A curadora da exposição, Mafalda Milhões, juntamente com a contadora de histórias Cristina Taquelim escrevem na Carta de Voo, nas páginas iniciais do livro: “Dos mais de 3500 brinquedos, objectos, bichos em buriti (matéria nobre do cerrado Brasileiro) que o Maurício foi recolhendo ao longo da vida, reunimos apenas alguns pássaros. Serão eles a dar voz a este poemário em defesa da biodiversidade. Serão os pássaros a dar voz aos que, na Amazónia, persistem em travar o fogo cuidando do seu buriti, usando-o de forma sustentada para se exprimir artisticamente, para deixar o seu legado e contar dos seres que habitam as suas matas e rios.”

E recordaram no lançamento: “De cada vez que se abria uma caixa do Maurício, era uma surpresa.”

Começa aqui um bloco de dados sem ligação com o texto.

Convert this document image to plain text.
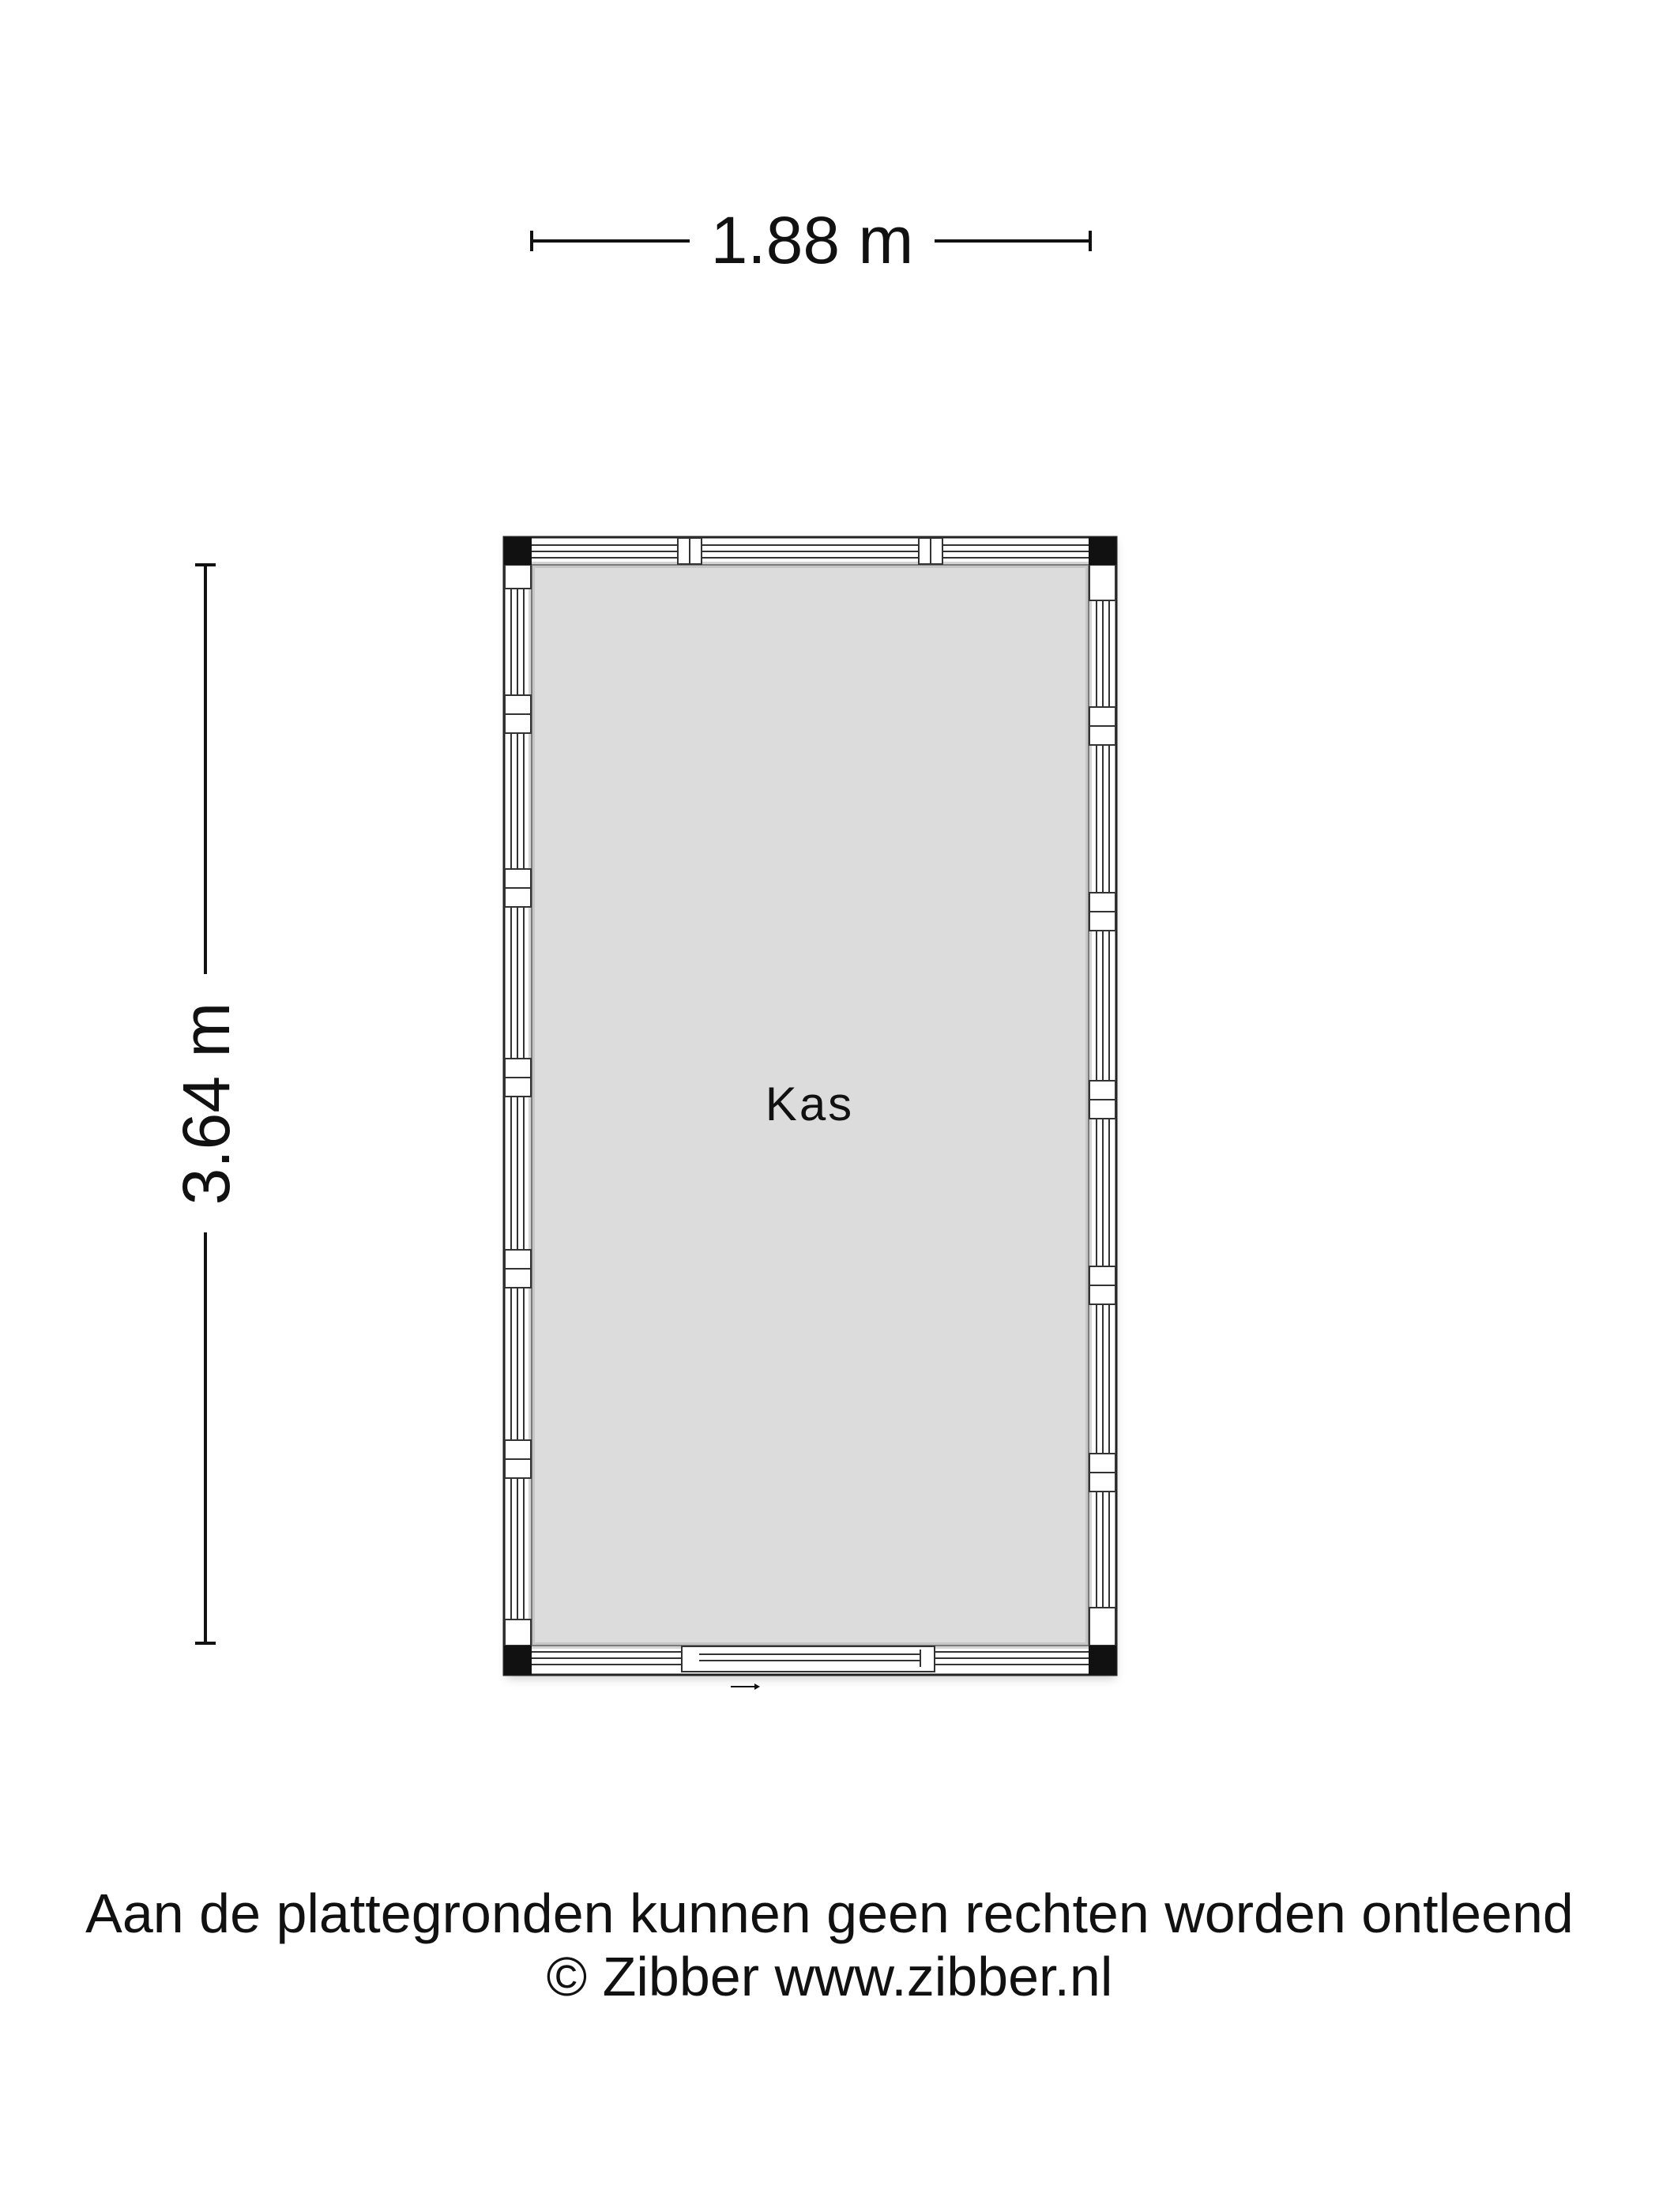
1.88 m
3.64 m	Kas
Aan de plattegronden kunnen geen rechten worden ontleend
© Zibber www.zibber.nl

Fabricar casas para fugir de casa

Silêncio, os Pássaros Lêem em Voz Alta reúne poemas de mais de 30 autores, desafiados a escrever a partir da palavra “pássaros”. Alguns estiveram presentes no lançamento. “Recebemos muitos sins. Este livro é um exercício de confiança e juntou pessoas experientes e inexperientes”, disse também ilustradora Mafalda Milhões, que agradeceu a todos, fazendo uma referência especial a Cecília Oliveira, que se ocupou da fotografia em condições muito limitadas devido ao confinamento.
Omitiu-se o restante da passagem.